На пути обратно Степану пришлось задержаться. Какой-то вредитель, видимо, на командирском танке, сбил своей антенной телефонный провод, пересекавший на вешках дорогу, и теперь лежавший разорванным по обочинам. Пришлось остановиться и, поплевав на руки, взяться за черенок пехотной лопатки, чтоб заново вкопать свороченную вешку, а затем еще и сращивать кабель.
Не успел уставший Степан вернуться в свое расположение, как его тут же неожиданно вызвали к особисту, старшему лейтенанту госбезопасности Ковригину. «Неужели очумевший комбат меня заложил?» — была первая мысль Лаптева. Первая мысль, как оно часто бывает, оказалась правильной. Вторая мысль была о том, что его заложили по тому же проводу, который он сейчас починил. Любое доброе дело не окажется безнаказанным.

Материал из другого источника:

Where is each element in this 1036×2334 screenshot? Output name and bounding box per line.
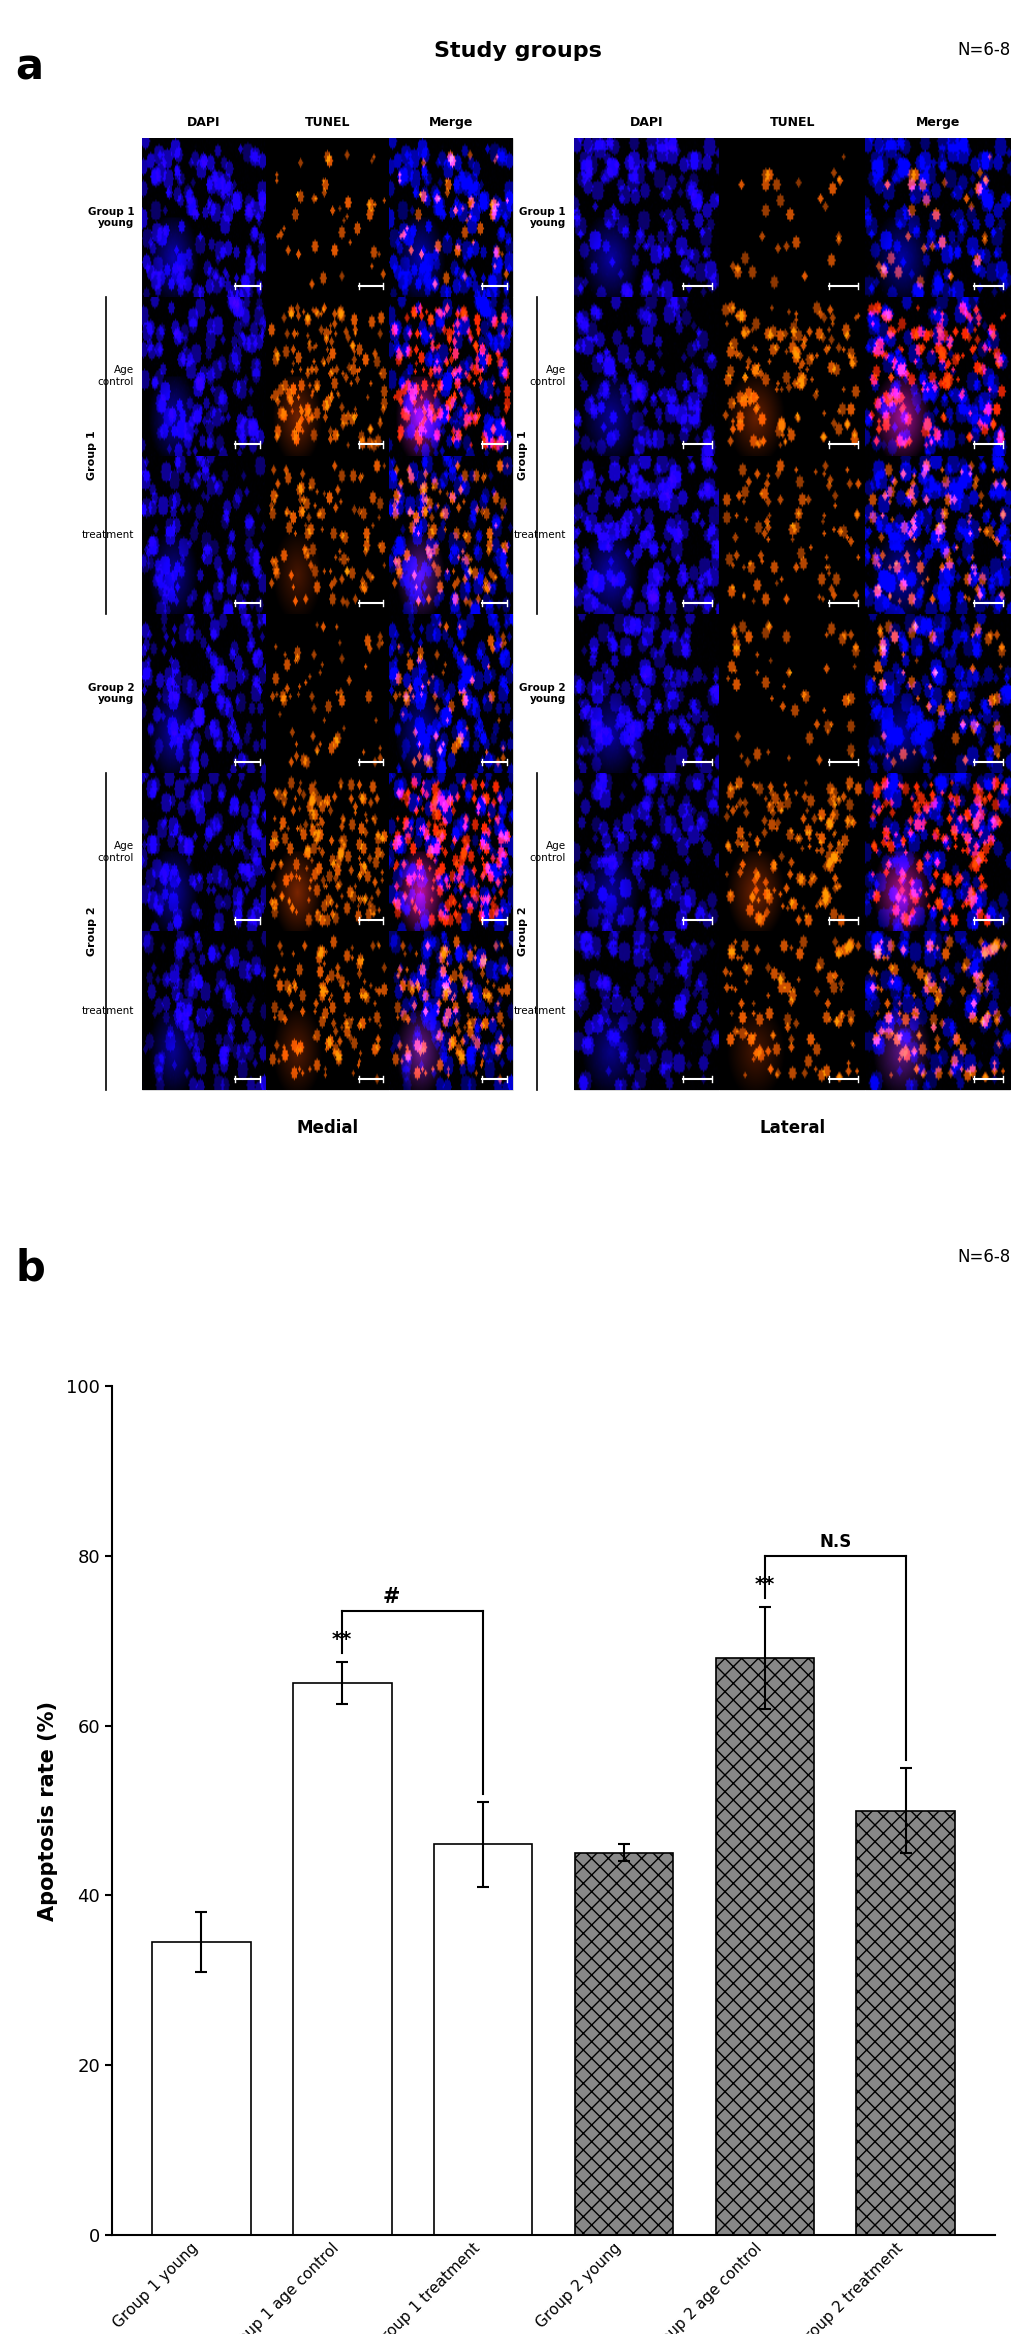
Text: DAPI: DAPI [630,117,663,128]
Text: treatment: treatment [82,1006,135,1015]
Text: TUNEL: TUNEL [770,117,815,128]
Text: Age
control: Age control [97,840,135,864]
Text: DAPI: DAPI [188,117,221,128]
Text: a: a [16,47,44,89]
Bar [865,138,1010,296]
Bar [865,296,1010,455]
Bar [865,455,1010,614]
Bar [266,138,390,296]
Bar [574,931,719,1090]
Bar [390,931,513,1090]
Text: Group 1
young: Group 1 young [88,208,135,229]
Bar [719,773,865,931]
Text: Age
control: Age control [529,840,566,864]
Text: Age
control: Age control [529,366,566,387]
Bar [574,773,719,931]
Bar [142,138,266,296]
Bar [266,773,390,931]
Text: TUNEL: TUNEL [305,117,350,128]
Bar [142,931,266,1090]
Bar [719,455,865,614]
Bar [390,296,513,455]
Bar [865,614,1010,773]
Text: treatment: treatment [514,1006,566,1015]
Text: N=6-8: N=6-8 [957,1249,1010,1265]
Text: Group 1: Group 1 [518,432,528,481]
Text: Group 1: Group 1 [87,432,96,481]
Bar [266,296,390,455]
Text: Medial: Medial [296,1118,358,1137]
Bar [390,455,513,614]
Bar [390,773,513,931]
Text: Lateral: Lateral [759,1118,826,1137]
Bar [142,296,266,455]
Text: Group 2
young: Group 2 young [88,684,135,705]
Text: treatment: treatment [514,530,566,539]
Bar [574,455,719,614]
Bar [390,614,513,773]
Bar [266,931,390,1090]
Bar [390,138,513,296]
Bar [719,931,865,1090]
Text: Merge: Merge [429,117,473,128]
Bar [574,138,719,296]
Text: b: b [16,1249,46,1291]
Bar [574,296,719,455]
Bar [142,773,266,931]
Text: Group 2
young: Group 2 young [519,684,566,705]
Bar [865,773,1010,931]
Text: Group 1
young: Group 1 young [519,208,566,229]
Bar [719,138,865,296]
Text: Study groups: Study groups [434,40,602,61]
Bar [266,455,390,614]
Bar [142,455,266,614]
Text: Group 2: Group 2 [87,906,96,957]
Bar [266,614,390,773]
Text: Group 2: Group 2 [518,906,528,957]
Bar [574,614,719,773]
Bar [719,614,865,773]
Text: N=6-8: N=6-8 [957,40,1010,58]
Bar [142,614,266,773]
Text: Merge: Merge [916,117,959,128]
Text: Age
control: Age control [97,366,135,387]
Bar [865,931,1010,1090]
Text: treatment: treatment [82,530,135,539]
Bar [719,296,865,455]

Особист, в нынешних обстоятельствах роющий сразу под всех, с простым, самым младшим командиром Красной Армии долгих церемоний вытанцовывать не стал. Невыспавшийся вид его был страшен и суров. Еще бы — все командование дивизии бегало последние двое суток как наскипидаренное из-за этой эпопеи с «секретными» двухбашенными танками. Еще и орудия сами себе казенники отрывают. Радиостанции в части ломаются. Тут уже, по совокупности, за то, что не углядел, и самого товарища старшего лейтенанта сковырнуть могут с отчаянной формулировкой. Приедет комиссия Военного Совета, пропишут рецепт. А затем поставит перед бруствером горячо любимое и самое справедливое в своей беспощадности начальство — и самолично, его персону — «ага». Особист, действуя напористо, как носорог, тут же выложил претензию комбата, который страшно обиделся, что какой-то связист посмел от него удрать без разрешения, и в отместку наябедничал прямо куда надо по полевому телефону открытым текстом. По словам ст. лейтенанта госбезопасности, тут было не меньше чем «измена Родины» и «саботаж» вместе взятые. Степан отбивался как мог. Он твердо держал линию, что он по должности связист, а не ремонтник, и просто не знает, как чинить радиостанции, тем более без ламп. Так и не пробив пассивной защиты Лаптева, старший лейтенант выложил главный козырь: почему отделенный командир доблестной и непобедимой РККА не донес на своего начальника, старшину Ничуренко, когда тот хаял командира 44-й Краснознаменной стрелковой дивизии им. Щорса, товарища Виноградова? Что де знал его старшина еще как командира среднего звена, и что тот «еще наломает дров». Степан поначалу опешил. Сдал украинца-старшину явно кто-то из своих, из связистов, при чужих таких слов битый жизнью старшина не позволял. Крамолы особой, по своей совести, тут Степан за Ничуренко не увидел. Ну в центральной газете напечатали фото очередного «выдвиженца», прыгнувшего чуть ли не из лейтенантов в комдивы, ну нашелся сослуживец с нелестной характеристикой. Но причем здесь «контра»?